The jagged-frontier concept is consistent with and extended by:

  • Anthropic Economic Index — task-level success rate falls slightly with task complexity (70% → 66% from sub-HS to college-level), while speedup rises sharply; the speedup-times-success product is positive but uneven across tasks.
  • Brynjolfsson, Li & Raymond (2025) — within customer support, the AI declines to suggest when training data is insufficient, an explicit acknowledgement that the system has bounded reliability.
  • ai-benchmarks — METR’s task-horizon work measures the duration of tasks an AI can complete with 50% success, providing a related but methodologically distinct picture of capability scope.
  • Boussioux et al. (2024) — in creative ideation, HAI solutions occupy a more incremental search space proximal to existing ideas, while human-crowd solutions exhibit more variable search at both the bottom and top extremes of novelty. The paper attributes the pattern to LLMs’ training-data confinement, formal-rationality bias, and convergence toward the statistical mean. This is one face of jaggedness: AI is strong on value/quality and weak on extreme-novelty.
  • AI Index 2026 — the term “jagged frontier” is now part of the AI Index narrative (Top Takeaway #4). The report’s anchoring example: Gemini Deep Think wins gold at the IMO while the top model reads analog clocks correctly only 50.1% of the time. AI agents on OSWorld leapt from 12% → ~66% task success in one year, yet still fail roughly 1 in 3 structured-benchmark attempts. Robotic manipulation in software simulations (RLBench) reaches 89.4%, but real-world household-task success is only 12%.

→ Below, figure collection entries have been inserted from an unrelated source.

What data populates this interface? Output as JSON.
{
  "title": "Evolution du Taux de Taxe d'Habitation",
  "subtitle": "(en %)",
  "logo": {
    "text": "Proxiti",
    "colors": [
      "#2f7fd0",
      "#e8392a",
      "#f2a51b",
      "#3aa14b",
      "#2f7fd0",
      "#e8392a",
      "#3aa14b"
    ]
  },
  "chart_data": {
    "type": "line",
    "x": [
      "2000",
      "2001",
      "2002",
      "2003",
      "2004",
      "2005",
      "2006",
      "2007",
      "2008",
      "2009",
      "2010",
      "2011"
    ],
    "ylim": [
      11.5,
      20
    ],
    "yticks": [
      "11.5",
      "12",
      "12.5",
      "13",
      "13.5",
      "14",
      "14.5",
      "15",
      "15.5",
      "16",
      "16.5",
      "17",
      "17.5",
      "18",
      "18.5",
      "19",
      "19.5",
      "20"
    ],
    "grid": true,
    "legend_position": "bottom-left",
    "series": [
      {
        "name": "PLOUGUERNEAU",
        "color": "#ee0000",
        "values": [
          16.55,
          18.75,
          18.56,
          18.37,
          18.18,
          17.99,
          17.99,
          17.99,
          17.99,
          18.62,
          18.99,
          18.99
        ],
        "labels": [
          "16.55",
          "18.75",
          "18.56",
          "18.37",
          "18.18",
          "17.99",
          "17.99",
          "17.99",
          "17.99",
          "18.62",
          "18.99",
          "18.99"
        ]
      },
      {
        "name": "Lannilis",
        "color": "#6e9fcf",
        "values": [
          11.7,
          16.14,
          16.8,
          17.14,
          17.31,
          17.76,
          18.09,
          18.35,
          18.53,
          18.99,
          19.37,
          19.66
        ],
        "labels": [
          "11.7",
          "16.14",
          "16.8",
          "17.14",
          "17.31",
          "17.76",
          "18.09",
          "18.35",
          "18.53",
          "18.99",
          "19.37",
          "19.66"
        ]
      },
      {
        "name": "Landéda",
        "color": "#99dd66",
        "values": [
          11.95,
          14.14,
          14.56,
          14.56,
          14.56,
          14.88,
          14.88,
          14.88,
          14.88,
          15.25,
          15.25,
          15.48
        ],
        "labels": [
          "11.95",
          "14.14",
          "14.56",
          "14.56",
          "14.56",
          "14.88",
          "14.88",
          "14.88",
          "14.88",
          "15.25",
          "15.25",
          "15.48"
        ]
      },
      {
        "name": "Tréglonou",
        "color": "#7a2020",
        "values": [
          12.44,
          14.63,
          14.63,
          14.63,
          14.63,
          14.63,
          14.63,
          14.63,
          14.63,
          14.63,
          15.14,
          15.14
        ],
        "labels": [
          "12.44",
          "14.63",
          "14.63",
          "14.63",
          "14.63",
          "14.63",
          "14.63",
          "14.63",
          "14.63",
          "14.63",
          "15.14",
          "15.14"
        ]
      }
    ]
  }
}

Mechanism: the frontier is invisible

Workers cannot reliably tell ex ante which side of the frontier a given task sits on. Effective use therefore requires:

  • Workflow-level inspection to identify deviations from human-only baselines.
  • Meta-cognitive skill to assess AI fit task-by-task.
  • Calibration against demonstrated performance, not perceived task similarity.

Practical implications

  • Don’t generalize AI capability across tasks that “feel similar.”
  • Centaur/Cyborg strategies are post-hoc descriptions of effective use, not prescriptions; both can fail when applied indiscriminately.
  • Familiarity training can backfire: in the Dell’Acqua experiment, the GPT + overview condition performed worse than GPT-only on outside-the-frontier correctness — more familiarity led to more over-reliance.
  • automation-vs-augmentation — fit determines whether AI substitutes or complements; the frontier is the empirical boundary.
  • ai-employment-effects — the jaggedness explains why some occupations see employment declines while others see growth.
  • generative-ai — the underlying technology whose capability frontier is jagged.
  • ai-benchmarks — fixed-task benchmarks measure one slice of the frontier.

Open questions

  • The frontier shifts with model improvements; longitudinal measurement is sparse. The Anthropic Economic Index is the closest current source for tracking shifts at population scale.
  • The Centaur vs. Cyborg dichotomy comes from one paper’s qualitative coding; replications across other domains and tools would strengthen it.